Tínhamos trechos com corrida de detritos (pedra, terra, galhos) de cerca de dois quilômetros. Na parte de baixo do morro, tínhamos casas e plantações. Em cima tínhamos tanto vegetação nativa quanto mata de reflorestamento. Então não tivemos um padrão do tipo: onde o homem mexeu, rompeu; onde o homem não mexeu, não rompeu. Veio tudo abaixo em um volume muito grande e praticamente tudo no mesmo horário. Foi uma grande quantidade de água que caiu. O encontro de vários detritos chegou a mudar o caminho de alguns riachos.
As casas poderiam estar ali?
Se a região era habitável ou não... eu posso dizer que elas estavam ali há tempos. (A região) poderia ser apta à agricultura, mas o ideal é que não houvesse moradias ali. O problema todo é que muitos desses morros estão trincados, começaram a ter processo de ruptura.
O que representa esse trincamento?
Você tem lá a encosta natural e tem morros que estão apresentando trincas. Essas trincas são um sinal de que a massa de solo está tendendo a se movimentar. Você tem a parte estável e a instável e a trinca é o sinal de que a parte instável está andando. Em dezembro do ano passado, quando estivemos lá, havia trincas que evoluíam vários centímetros de um dia para outro. Hoje, elas continuam aumentando, até porque tivemos um inverno atípico, bastante chuvoso. Mesmo assim não é a mesma quantidade de chuvas do verão. Então no final do ano a possibilidade da instabilidade do solo retornar é grande.

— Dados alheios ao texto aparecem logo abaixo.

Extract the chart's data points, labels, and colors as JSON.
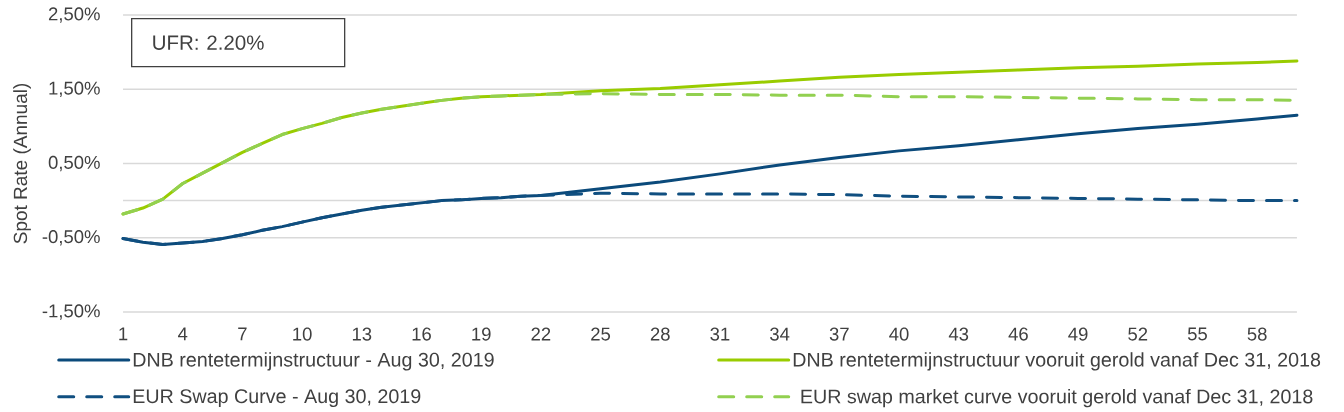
{
  "chart_data": {
    "type": "line",
    "ylabel": "Spot Rate (Annual)",
    "annotations": [
      "UFR: 2.20%"
    ],
    "x": [
      1,
      2,
      3,
      4,
      5,
      6,
      7,
      8,
      9,
      10,
      11,
      12,
      13,
      14,
      15,
      16,
      17,
      18,
      19,
      20,
      21,
      22,
      25,
      28,
      31,
      34,
      37,
      40,
      43,
      46,
      49,
      52,
      55,
      58,
      60
    ],
    "xlim": [
      1,
      60
    ],
    "xticks": [
      1,
      4,
      7,
      10,
      13,
      16,
      19,
      22,
      25,
      28,
      31,
      34,
      37,
      40,
      43,
      46,
      49,
      52,
      55,
      58
    ],
    "ylim": [
      -1.5,
      2.5
    ],
    "yticks": [
      {
        "value": -1.5,
        "label": "-1,50%"
      },
      {
        "value": -0.5,
        "label": "-0,50%"
      },
      {
        "value": 0.5,
        "label": "0,50%"
      },
      {
        "value": 1.5,
        "label": "1,50%"
      },
      {
        "value": 2.5,
        "label": "2,50%"
      }
    ],
    "grid": "y",
    "legend": "bottom",
    "ref_lines": [
      {
        "axis": "y",
        "value": 0,
        "color": "#d9d9d9"
      }
    ],
    "series": [
      {
        "name": "DNB rentetermijnstructuur - Aug 30, 2019",
        "color": "#0b4a7b",
        "line_style": "solid",
        "values": [
          -0.51,
          -0.56,
          -0.59,
          -0.57,
          -0.55,
          -0.51,
          -0.46,
          -0.4,
          -0.35,
          -0.29,
          -0.23,
          -0.18,
          -0.13,
          -0.09,
          -0.06,
          -0.03,
          0.0,
          0.01,
          0.03,
          0.04,
          0.06,
          0.07,
          0.16,
          0.25,
          0.36,
          0.48,
          0.58,
          0.67,
          0.74,
          0.82,
          0.9,
          0.97,
          1.03,
          1.1,
          1.15
        ]
      },
      {
        "name": "DNB rentetermijnstructuur vooruit gerold vanaf Dec 31, 2018",
        "color": "#99cc00",
        "line_style": "solid",
        "values": [
          -0.18,
          -0.1,
          0.02,
          0.23,
          0.37,
          0.51,
          0.65,
          0.77,
          0.89,
          0.97,
          1.04,
          1.12,
          1.18,
          1.23,
          1.27,
          1.31,
          1.35,
          1.38,
          1.4,
          1.41,
          1.42,
          1.43,
          1.48,
          1.51,
          1.56,
          1.61,
          1.66,
          1.7,
          1.73,
          1.76,
          1.79,
          1.81,
          1.84,
          1.86,
          1.88
        ]
      },
      {
        "name": "EUR Swap Curve - Aug 30, 2019",
        "color": "#104f80",
        "line_style": "dashed",
        "values": [
          -0.51,
          -0.56,
          -0.59,
          -0.57,
          -0.55,
          -0.51,
          -0.46,
          -0.4,
          -0.35,
          -0.29,
          -0.23,
          -0.18,
          -0.13,
          -0.09,
          -0.06,
          -0.03,
          0.0,
          0.01,
          0.03,
          0.04,
          0.06,
          0.07,
          0.1,
          0.09,
          0.09,
          0.09,
          0.08,
          0.06,
          0.05,
          0.04,
          0.03,
          0.02,
          0.01,
          0.0,
          0.0
        ]
      },
      {
        "name": "EUR swap market curve vooruit gerold vanaf Dec 31, 2018",
        "color": "#92d050",
        "line_style": "dashed",
        "values": [
          -0.18,
          -0.1,
          0.02,
          0.23,
          0.37,
          0.51,
          0.65,
          0.77,
          0.89,
          0.97,
          1.04,
          1.12,
          1.18,
          1.23,
          1.27,
          1.31,
          1.35,
          1.38,
          1.4,
          1.41,
          1.42,
          1.43,
          1.44,
          1.43,
          1.43,
          1.42,
          1.42,
          1.4,
          1.4,
          1.39,
          1.38,
          1.37,
          1.36,
          1.36,
          1.35
        ]
      }
    ]
  }
}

A hora de atacar o problema está passando, era na época da estiagem.
Como se ataca o problema?
Com drenagens, mudando as pessoas de lugar, fazendo um plano de alerta em caso de deslizamento.
Dá para essas pessoas continuarem ali?
Em algumas regiões não. Em algumas das encostas é possível de conter. Na maioria dos locais, porém, é antieconômico. O melhor a fazer é realocar as pessoas. Para as que permanecerem é preciso ter um plano de ação: choveu tantos milímetros em tanto tempo, você emite avisos, tira as pessoas e fecha os acessos. A população tem de participar, tem de ser treinada para saber aonde ir e como fazer. Com a chegada do verão, a coisa deve se agravar. Nossos municípios não estão preparados para enfrentar catástrofes naturais.
Dá para evitar cenas como a do ano passado, mesmo com uma chuva atípica?
Dá. É questão de planejamento. Precisamos de políticas públicas que foquem esse aspecto. As obras todas deveriam ter sido feitas na estiagem e não foram. Agora é preciso alertar a população e ensiná-la como agir caso tudo se repita.